For decades now, bottlenose dolphins (Tursiops aduncus) and local crabbers in the Bunbury area, roughly 160 kilometers south of Perth, have been locked in a battle over bait.

When a crab pot is dropped in Koombana Bay, the local dolphins swoop in to snag the dead fish, usually before any pincered arthropods can come crawling along.

When wildlife conservationist Rodney Peterson heard of the problem, he feared for the dolphins' safety, given the risks of net entanglement.

Peterson approached the Dolphin Discovery Center in Bunbury – a non-profit organization that funds education, research, and ecotourism projects – about the possibility of filming the thieves in action.

Over two years, a team of filmmakers, conservationists, and researchers put their heads together to reveal "the secrets of the crab bait thieves" in Koombana Bay.

Under the turquoise waves and on the sandy seafloor, local dolphins were caught on camera using their long snouts, jaws, and teeth to pull bait out of crab pots.

A dolphin pulling bait from a crab pot in Koombana Bay. (The Dolphin Discovery Center)

Even when bait was attached underneath the pots or tucked away in boxes, it didn't take long for the dolphins to start flipping the traps over or opening the latched boxes.

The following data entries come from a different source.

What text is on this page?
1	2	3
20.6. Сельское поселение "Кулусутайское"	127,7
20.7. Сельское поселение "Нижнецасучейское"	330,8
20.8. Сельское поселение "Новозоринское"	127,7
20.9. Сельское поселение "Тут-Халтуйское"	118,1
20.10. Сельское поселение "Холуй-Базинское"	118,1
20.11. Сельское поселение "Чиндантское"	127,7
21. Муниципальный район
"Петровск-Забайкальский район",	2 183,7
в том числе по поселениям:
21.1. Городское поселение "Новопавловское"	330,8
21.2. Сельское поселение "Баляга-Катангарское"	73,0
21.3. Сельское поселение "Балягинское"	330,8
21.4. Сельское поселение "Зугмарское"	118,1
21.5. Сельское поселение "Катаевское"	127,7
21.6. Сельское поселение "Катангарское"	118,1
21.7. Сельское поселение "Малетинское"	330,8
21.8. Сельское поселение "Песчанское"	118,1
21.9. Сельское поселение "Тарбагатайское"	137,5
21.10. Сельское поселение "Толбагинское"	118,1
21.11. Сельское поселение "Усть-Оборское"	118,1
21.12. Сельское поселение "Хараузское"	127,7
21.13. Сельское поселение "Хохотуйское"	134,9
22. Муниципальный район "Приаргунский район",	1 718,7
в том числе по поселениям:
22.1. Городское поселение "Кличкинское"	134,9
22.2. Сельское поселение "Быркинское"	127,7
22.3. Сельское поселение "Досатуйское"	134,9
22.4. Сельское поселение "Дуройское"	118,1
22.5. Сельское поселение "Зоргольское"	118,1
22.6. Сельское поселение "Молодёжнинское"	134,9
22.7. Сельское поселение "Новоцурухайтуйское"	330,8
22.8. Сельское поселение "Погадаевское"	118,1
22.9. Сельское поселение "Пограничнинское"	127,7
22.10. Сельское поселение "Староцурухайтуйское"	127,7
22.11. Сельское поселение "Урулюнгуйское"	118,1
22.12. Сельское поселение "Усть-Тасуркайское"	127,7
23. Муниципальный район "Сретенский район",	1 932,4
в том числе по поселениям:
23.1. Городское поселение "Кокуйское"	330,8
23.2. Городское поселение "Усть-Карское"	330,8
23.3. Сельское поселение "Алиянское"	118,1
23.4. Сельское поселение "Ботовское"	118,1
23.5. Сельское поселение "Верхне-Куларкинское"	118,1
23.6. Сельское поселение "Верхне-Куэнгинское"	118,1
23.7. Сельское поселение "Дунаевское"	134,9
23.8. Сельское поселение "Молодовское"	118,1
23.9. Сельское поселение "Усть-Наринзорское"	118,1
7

"We were stunned by what we saw," reads the Dolphin Discovery Center's caption posted along with the video on their social media, "and so were researchers Dr Simon Allen and Dr Delphine Chabanne."

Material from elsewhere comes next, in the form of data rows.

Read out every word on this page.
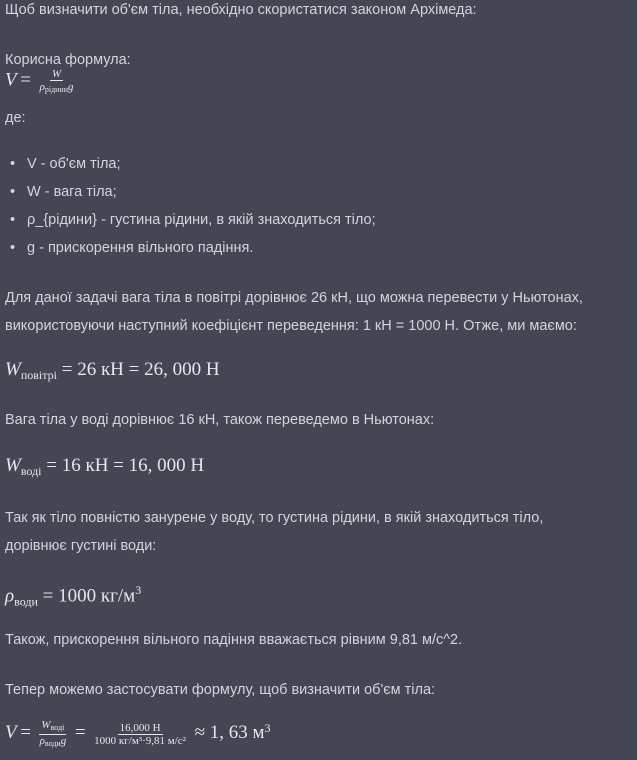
Щоб визначити об'єм тіла, необхідно скористатися законом Архімеда:

Корисна формула:

$V = \frac{W}{\text{ρрідиниg}}$

де:

• V - об'єм тіла;
• W - вага тіла;
• ρ_{рідини} - густина рідини, в якій знаходиться тіло;
• g - прискорення вільного падіння.

Для даної задачі вага тіла в повітрі дорівнює 26 кН, що можна перевести у Ньютонах,

використовуючи наступний коефіцієнт переведення: 1 кН = 1000 Н. Отже, ми маємо:

$W_{повітрі} = 26$ кН = 26, 000 Н

Вага тіла у воді дорівнює 16 кН, також переведемо в Ньютонах:

$W_{воді} = 16$ кН = 16, 000 Н

Так як тіло повністю занурене у воду, то густина рідини, в якій знаходиться тіло,

дорівнює густині води:

$\rho_{води} = 1000$ $кг/м^3$

Також, прискорення вільного падіння вважається рівним 9,81 м/с^2.

Тепер можемо застосувати формулу, щоб визначити об'єм тіла:

$V = \frac{\text{Wводі}}{\text{ρводиg}} = \frac{16,000 Н}{\text{1000 кг/м³·9,81 м/с²}} \approx 1$, 63 $м^3$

Chabanne, who studies animal ecology and behavior at Murdoch University, and Allen, a dolphin behavior specialist, both say they've never seen this kind of behavior in such great detail.

Dolphins around the world are known to steal fish and bait from trawlers and recreational anglers.

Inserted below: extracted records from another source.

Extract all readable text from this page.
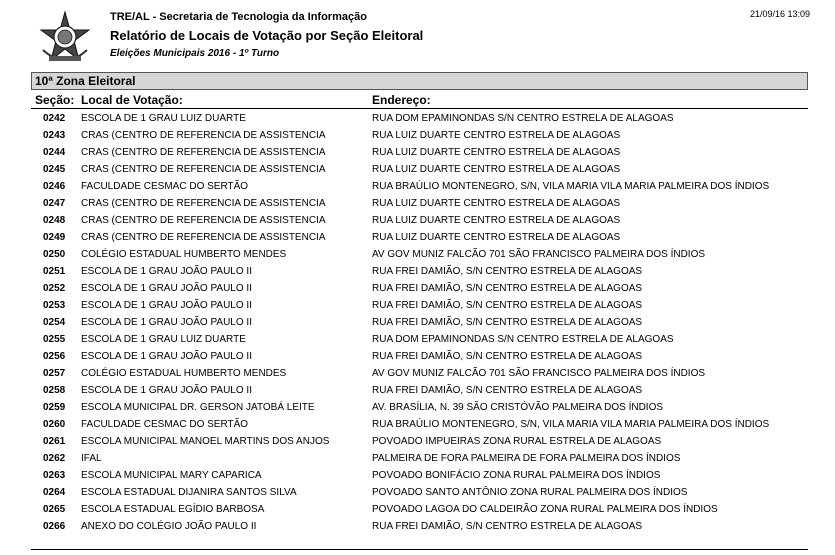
TRE/AL - Secretaria de Tecnologia da Informação
Relatório de Locais de Votação por Seção Eleitoral
Eleições Municipais 2016 - 1º Turno
21/09/16 13:09
10ª Zona Eleitoral
Seção: Local de Votação:	Endereço:
0242 ESCOLA DE 1 GRAU LUIZ DUARTE	RUA DOM EPAMINONDAS S/N CENTRO ESTRELA DE ALAGOAS
0243 CRAS (CENTRO DE REFERENCIA DE ASSISTENCIA	RUA LUIZ DUARTE CENTRO ESTRELA DE ALAGOAS
0244 CRAS (CENTRO DE REFERENCIA DE ASSISTENCIA	RUA LUIZ DUARTE CENTRO ESTRELA DE ALAGOAS
0245 CRAS (CENTRO DE REFERENCIA DE ASSISTENCIA	RUA LUIZ DUARTE CENTRO ESTRELA DE ALAGOAS
0246 FACULDADE CESMAC DO SERTÃO	RUA BRAÚLIO MONTENEGRO, S/N, VILA MARIA VILA MARIA PALMEIRA DOS ÍNDIOS
0247 CRAS (CENTRO DE REFERENCIA DE ASSISTENCIA	RUA LUIZ DUARTE CENTRO ESTRELA DE ALAGOAS
0248 CRAS (CENTRO DE REFERENCIA DE ASSISTENCIA	RUA LUIZ DUARTE CENTRO ESTRELA DE ALAGOAS
0249 CRAS (CENTRO DE REFERENCIA DE ASSISTENCIA	RUA LUIZ DUARTE CENTRO ESTRELA DE ALAGOAS
0250 COLÉGIO ESTADUAL HUMBERTO MENDES	AV GOV MUNIZ FALCÃO 701 SÃO FRANCISCO PALMEIRA DOS ÍNDIOS
0251 ESCOLA DE 1 GRAU JOÃO PAULO II	RUA FREI DAMIÃO, S/N CENTRO ESTRELA DE ALAGOAS
0252 ESCOLA DE 1 GRAU JOÃO PAULO II	RUA FREI DAMIÃO, S/N CENTRO ESTRELA DE ALAGOAS
0253 ESCOLA DE 1 GRAU JOÃO PAULO II	RUA FREI DAMIÃO, S/N CENTRO ESTRELA DE ALAGOAS
0254 ESCOLA DE 1 GRAU JOÃO PAULO II	RUA FREI DAMIÃO, S/N CENTRO ESTRELA DE ALAGOAS
0255 ESCOLA DE 1 GRAU LUIZ DUARTE	RUA DOM EPAMINONDAS S/N CENTRO ESTRELA DE ALAGOAS
0256 ESCOLA DE 1 GRAU JOÃO PAULO II	RUA FREI DAMIÃO, S/N CENTRO ESTRELA DE ALAGOAS
0257 COLÉGIO ESTADUAL HUMBERTO MENDES	AV GOV MUNIZ FALCÃO 701 SÃO FRANCISCO PALMEIRA DOS ÍNDIOS
0258 ESCOLA DE 1 GRAU JOÃO PAULO II	RUA FREI DAMIÃO, S/N CENTRO ESTRELA DE ALAGOAS
0259 ESCOLA MUNICIPAL DR. GERSON JATOBÁ LEITE	AV. BRASÍLIA, N. 39 SÃO CRISTÓVÃO PALMEIRA DOS ÍNDIOS
0260 FACULDADE CESMAC DO SERTÃO	RUA BRAÚLIO MONTENEGRO, S/N, VILA MARIA VILA MARIA PALMEIRA DOS ÍNDIOS
0261 ESCOLA MUNICIPAL MANOEL MARTINS DOS ANJOS	POVOADO IMPUEIRAS ZONA RURAL ESTRELA DE ALAGOAS
0262 IFAL	PALMEIRA DE FORA PALMEIRA DE FORA PALMEIRA DOS ÍNDIOS
0263 ESCOLA MUNICIPAL MARY CAPARICA	POVOADO BONIFÁCIO ZONA RURAL PALMEIRA DOS ÍNDIOS
0264 ESCOLA ESTADUAL DIJANIRA SANTOS SILVA	POVOADO SANTO ANTÔNIO ZONA RURAL PALMEIRA DOS ÍNDIOS
0265 ESCOLA ESTADUAL EGÍDIO BARBOSA	POVOADO LAGOA DO CALDEIRÃO ZONA RURAL PALMEIRA DOS ÍNDIOS
0266 ANEXO DO COLÉGIO JOÃO PAULO II	RUA FREI DAMIÃO, S/N CENTRO ESTRELA DE ALAGOAS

In Florida, for instance, bottlenose dolphins have also been cataloged in the past stealing bait from crabbers by tipping over pots.

But the interactions between dolphins and crabbers in Koombana Bay are uniquely complex, according to experts.

The physical and mental problem-solving at play is truly impressive.

Axel Grossmann, a volunteer filmmaker on the project, told Live Science that because only some dolphins partake in the behavior, stealing crab bait may be more for 'fun' or 'convenience' than for reasons of hunger.

Two dolphins, in particular, seem to be leading the clever gang of bait thieves: a mother and her calf.

"Calypso and Reggae, yeah, if it wasn't for those two, crabbing would be pretty simple, really," laughs Peterson in an explainer video shared by the Dolphin Discovery Center.

Peterson and others are concerned that these dolphins are too clever for their own good. If the behavior continues to develop and spread, it may have more downsides than upsides for the local population.

The crab bait that the dolphins are stealing is not all that nutritious and the risk of getting entangled or hurt by gear is high, especially as crabbers wrap their bait in more intricate ways.

Luckily, researchers working in Western Australia have figured out a method that seems to be 'dolphin-safe', at least for the moment.

"The bait is placed inside a strong mesh connected to the pot by metal hook," explains the Dolphin Discovery Center.

"The animals scan the pot with echolocation and eyesight, learn it cannot be opened, and swim off. Leaving healthier dolphins, happy crabbers, and proof that coexistence can work."

Hopefully that will stop Calypso and Reggae for good.